Intracellular PD-L1 regulates DNA damage checkpoints and suppresses Chk1 and PARP inhibitor synthetic lethality

Abstract

Abstract Tumor PD-L1 mediates non-canonical, intracellular signals including the DNA damage response (DDR), of unclear significance and mechanisms. We show that genetic PD-L1 depletion (PD-L1KO) destabilized the Chk2 protein, a DNA damage response (DDR) factor, resulting in ATM/Chk2 pathway defects but not ATR/Chk1 in melanoma, bladder, breast, and ovarian cancer.

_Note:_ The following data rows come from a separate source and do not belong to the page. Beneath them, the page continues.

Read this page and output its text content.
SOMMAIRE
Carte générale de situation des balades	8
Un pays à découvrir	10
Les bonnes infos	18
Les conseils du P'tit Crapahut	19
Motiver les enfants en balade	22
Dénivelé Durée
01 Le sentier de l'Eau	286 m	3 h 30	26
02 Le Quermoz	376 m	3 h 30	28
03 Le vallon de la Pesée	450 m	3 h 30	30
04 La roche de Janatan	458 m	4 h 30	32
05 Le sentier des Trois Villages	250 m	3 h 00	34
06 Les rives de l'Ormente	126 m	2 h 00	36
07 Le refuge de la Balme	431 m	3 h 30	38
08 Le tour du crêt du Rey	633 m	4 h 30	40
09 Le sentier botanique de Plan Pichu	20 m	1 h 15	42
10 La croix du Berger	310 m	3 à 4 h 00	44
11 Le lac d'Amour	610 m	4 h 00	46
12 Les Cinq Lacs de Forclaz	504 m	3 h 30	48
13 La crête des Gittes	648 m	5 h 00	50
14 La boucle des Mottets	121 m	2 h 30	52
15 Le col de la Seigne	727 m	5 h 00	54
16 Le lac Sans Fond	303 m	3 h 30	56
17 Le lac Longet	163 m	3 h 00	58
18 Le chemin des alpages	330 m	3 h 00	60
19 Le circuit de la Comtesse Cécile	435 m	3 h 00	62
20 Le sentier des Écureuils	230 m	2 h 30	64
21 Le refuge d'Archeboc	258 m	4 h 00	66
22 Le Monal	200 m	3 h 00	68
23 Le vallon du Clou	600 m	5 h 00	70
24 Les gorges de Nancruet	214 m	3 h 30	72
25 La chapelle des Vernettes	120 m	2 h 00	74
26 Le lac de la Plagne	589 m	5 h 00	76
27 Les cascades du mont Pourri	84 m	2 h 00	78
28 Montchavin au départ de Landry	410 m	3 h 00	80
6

Consistent with ATM/Chk2 defects, PD-L1 KO led to DNA damage (γH2AX) and impaired homologous recombination (HR) (p-RPA32, BRCA1, Rad51 foci). Thus, PD-L1 KO vs control cells were significantly more sensitive to DDR inhibitors (DDRi) against ATR, Chk1, and PARP in vitro and in vivo in NSG mice. Chk2 regulation by PD-L1 was independent of PD-L1 cytoplasmic tail yet required intracellular (vs surface) PD-L1 suggesting physical PD-L1/Chk2 interaction supported by IP and imaging. PD-L1 stabilized Chk2 protein by preventing its lysosomal degradation without altering Chek2 mRNA. αPD-L1 is thought to work by protecting PD-L1 induced anti-tumor T cell suppression via PD-1, but PD-L1 DDR effects were PD-1-independent. Intracellular PD-L1 suppressed DDRi induced cGAS/STING activation by immunoblots and qRT-PCR of type 1 IFN genes. In vivo in WT mice, genetic PD-L1 depletion but not αPD-L1, sensitized highly immunotherapy resistant 4T1 breast cancer to PARPi. Strikingly, PARPi had reduced effect on PD-L1KO tumors in RAG2KO mice despite treating WT mice, indicating a strong immune component to DDRi efficacy. Our work implicates a novel role of intracellular PD-L1 in DDR and tumor immunogenicity and identifies related therapeutic vulnerabilities exposed by intracellular PD-L1 targeting. Surface vs intracellular PD-L1, and specific DDR signals could be treatment response biomarkers.